Mercédès se cramponnait à lui avec des cris déchirants…

« Aie confiance, ma fille, Dieu ne permettra pas une si grande injustice. Sainte Madone, je vous confie mes pauvres enfants… »

Baisant les cheveux noirs de Mercédès, il la détacha doucement de lui, embrassa les petits qui pleuraient et s’adressant à la foule partagée entre la pitié et l’indignation :

« Par le sang du Christ, dit-il en levant la main vers le crucifix placé au-dessus de la porte, je jure que je suis innocent… Dieu fera connaître le vrai coupable. »


✽ ✽

« Eh bien, il ira donc aussi aux galères, l’honnête Diego » chevrota une voix aigre à l’oreille de Mercédès anéantie.

Une hideuse vieille, appuyée sur une béquille, sortait de la maison voisine.

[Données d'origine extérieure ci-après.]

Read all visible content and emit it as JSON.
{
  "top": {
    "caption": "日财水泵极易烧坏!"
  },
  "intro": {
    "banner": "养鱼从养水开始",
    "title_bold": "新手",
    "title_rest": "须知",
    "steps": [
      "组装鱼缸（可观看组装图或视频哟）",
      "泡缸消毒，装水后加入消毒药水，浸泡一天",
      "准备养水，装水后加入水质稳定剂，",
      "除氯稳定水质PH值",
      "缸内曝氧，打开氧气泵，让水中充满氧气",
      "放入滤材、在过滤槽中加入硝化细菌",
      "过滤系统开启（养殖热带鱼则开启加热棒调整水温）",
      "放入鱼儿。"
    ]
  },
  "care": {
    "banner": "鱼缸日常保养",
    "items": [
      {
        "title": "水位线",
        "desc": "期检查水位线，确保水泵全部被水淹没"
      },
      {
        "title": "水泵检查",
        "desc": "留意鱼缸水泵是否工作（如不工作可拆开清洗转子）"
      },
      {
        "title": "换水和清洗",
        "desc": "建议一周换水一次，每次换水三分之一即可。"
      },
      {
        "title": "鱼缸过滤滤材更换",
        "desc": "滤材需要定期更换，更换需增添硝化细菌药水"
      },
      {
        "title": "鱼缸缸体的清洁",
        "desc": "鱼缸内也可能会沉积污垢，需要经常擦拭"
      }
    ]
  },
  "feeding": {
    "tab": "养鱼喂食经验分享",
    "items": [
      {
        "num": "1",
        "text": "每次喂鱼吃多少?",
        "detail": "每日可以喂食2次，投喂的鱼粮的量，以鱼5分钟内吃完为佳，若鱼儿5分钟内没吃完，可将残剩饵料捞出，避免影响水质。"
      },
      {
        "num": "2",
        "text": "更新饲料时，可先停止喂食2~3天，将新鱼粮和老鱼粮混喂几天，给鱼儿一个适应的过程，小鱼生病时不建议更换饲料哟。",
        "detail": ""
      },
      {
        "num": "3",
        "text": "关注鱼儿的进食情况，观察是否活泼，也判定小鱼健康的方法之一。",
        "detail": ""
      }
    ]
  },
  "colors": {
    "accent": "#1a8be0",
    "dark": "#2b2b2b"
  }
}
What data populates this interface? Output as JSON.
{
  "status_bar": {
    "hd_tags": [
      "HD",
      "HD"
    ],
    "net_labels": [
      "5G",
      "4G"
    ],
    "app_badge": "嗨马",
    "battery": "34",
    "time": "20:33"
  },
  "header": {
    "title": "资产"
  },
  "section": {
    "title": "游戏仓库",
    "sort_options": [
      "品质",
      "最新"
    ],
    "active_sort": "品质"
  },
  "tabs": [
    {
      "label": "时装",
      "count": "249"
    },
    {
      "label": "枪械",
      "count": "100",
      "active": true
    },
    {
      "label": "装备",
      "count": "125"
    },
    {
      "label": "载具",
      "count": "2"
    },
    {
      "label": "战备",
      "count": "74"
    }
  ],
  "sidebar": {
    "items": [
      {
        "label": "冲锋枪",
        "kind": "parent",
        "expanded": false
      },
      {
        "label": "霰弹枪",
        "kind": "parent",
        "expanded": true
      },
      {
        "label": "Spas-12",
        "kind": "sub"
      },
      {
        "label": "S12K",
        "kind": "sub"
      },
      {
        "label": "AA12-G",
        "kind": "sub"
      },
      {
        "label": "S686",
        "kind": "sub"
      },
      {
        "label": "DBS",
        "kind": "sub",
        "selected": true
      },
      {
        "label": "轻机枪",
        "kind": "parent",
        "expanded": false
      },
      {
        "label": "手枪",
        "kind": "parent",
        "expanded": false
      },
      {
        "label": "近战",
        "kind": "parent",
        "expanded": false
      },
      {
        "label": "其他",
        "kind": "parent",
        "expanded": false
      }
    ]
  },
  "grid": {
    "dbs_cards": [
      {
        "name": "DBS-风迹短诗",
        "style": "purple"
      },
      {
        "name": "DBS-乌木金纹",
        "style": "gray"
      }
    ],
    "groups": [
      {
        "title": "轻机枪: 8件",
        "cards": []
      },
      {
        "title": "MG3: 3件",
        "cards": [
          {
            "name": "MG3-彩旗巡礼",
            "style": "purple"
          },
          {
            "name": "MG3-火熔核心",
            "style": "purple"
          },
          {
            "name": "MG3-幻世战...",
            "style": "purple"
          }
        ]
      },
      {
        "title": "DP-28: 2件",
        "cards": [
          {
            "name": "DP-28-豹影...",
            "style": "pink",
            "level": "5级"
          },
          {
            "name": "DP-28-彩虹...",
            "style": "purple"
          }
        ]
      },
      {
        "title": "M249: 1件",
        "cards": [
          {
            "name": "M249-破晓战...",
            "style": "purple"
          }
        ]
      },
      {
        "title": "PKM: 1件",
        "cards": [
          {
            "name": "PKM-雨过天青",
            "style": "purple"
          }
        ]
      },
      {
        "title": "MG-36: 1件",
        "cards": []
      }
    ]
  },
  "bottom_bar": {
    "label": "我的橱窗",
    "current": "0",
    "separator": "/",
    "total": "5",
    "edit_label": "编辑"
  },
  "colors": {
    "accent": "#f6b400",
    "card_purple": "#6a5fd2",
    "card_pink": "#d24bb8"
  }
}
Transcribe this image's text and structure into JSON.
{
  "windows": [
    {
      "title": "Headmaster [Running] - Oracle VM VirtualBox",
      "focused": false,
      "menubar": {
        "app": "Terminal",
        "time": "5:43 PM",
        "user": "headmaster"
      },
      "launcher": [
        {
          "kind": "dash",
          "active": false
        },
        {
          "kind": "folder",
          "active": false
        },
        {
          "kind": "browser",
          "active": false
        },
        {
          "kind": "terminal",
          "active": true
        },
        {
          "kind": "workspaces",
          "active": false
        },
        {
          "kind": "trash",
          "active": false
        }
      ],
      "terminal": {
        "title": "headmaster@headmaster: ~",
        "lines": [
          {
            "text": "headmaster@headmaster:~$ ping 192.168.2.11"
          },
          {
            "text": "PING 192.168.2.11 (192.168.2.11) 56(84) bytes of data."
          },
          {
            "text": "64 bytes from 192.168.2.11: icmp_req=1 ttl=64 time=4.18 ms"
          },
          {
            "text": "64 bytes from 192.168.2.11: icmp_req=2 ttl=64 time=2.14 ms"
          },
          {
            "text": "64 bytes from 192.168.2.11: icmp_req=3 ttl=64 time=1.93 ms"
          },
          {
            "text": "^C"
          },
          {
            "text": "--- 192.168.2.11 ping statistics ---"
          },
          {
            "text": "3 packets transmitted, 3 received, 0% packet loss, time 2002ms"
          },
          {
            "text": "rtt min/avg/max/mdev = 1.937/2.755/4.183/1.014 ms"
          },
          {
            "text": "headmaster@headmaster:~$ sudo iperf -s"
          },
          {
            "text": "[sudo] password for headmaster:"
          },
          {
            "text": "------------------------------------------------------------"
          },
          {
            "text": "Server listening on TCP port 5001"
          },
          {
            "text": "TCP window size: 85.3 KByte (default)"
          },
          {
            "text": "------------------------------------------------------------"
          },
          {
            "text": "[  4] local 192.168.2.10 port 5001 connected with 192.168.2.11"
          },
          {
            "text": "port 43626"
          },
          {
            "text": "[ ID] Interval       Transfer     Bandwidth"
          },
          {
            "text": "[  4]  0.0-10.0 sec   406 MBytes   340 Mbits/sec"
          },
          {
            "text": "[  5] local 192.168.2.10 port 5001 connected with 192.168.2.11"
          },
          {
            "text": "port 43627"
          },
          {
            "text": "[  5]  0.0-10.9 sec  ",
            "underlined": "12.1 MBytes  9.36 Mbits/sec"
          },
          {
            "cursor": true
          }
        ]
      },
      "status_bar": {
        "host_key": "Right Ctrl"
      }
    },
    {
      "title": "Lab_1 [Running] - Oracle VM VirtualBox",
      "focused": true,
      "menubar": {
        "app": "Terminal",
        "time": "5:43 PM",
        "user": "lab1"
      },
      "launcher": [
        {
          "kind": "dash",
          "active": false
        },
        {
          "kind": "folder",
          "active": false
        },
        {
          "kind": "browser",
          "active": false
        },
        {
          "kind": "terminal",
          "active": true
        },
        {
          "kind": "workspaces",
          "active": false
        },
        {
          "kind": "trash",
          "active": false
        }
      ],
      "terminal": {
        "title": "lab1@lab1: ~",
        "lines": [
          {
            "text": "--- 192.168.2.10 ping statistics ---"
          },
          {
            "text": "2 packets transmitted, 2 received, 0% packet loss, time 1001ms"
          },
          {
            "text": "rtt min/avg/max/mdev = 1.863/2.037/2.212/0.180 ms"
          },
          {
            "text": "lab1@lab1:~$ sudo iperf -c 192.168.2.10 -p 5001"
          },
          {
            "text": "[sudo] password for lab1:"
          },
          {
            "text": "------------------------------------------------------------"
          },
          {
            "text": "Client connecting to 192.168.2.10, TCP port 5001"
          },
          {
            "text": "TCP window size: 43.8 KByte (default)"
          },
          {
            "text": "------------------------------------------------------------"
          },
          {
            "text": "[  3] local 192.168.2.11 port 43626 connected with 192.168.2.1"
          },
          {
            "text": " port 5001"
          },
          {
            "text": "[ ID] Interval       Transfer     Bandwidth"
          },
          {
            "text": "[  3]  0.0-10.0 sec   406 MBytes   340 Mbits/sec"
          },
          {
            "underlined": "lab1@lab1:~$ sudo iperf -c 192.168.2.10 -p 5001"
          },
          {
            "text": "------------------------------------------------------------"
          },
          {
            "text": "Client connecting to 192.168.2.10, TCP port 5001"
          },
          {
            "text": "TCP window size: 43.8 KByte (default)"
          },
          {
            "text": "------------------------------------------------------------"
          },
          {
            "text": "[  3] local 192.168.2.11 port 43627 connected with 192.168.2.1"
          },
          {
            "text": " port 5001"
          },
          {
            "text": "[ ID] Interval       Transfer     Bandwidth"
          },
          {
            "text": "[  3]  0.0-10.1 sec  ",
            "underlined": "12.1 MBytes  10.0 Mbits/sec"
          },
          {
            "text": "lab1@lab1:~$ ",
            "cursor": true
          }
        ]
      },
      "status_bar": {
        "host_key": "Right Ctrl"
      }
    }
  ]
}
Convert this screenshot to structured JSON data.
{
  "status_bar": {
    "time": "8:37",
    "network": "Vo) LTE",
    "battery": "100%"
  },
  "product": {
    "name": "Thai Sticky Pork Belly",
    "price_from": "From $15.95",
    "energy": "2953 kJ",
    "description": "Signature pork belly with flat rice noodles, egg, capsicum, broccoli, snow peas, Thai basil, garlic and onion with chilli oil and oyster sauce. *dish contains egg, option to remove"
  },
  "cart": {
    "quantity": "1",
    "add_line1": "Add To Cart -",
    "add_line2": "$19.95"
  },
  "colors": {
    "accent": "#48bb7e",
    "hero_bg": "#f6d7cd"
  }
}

Mercédès releva brusquement le front et reconnut la Maladetta, dont le visage respirait une joie féroce. Son fils était mort au bagne et elle se réjouissait de voir ceux qu’elle haïssait frappés à leur tour.

« Si mon père est condamné, ce sera par votre faute et vous aurez fait souffrir un innocent…

— Bah ! tous les criminels en disent autant », ricana la mégère, dont les cheveux gris se tordaient comme des vipères.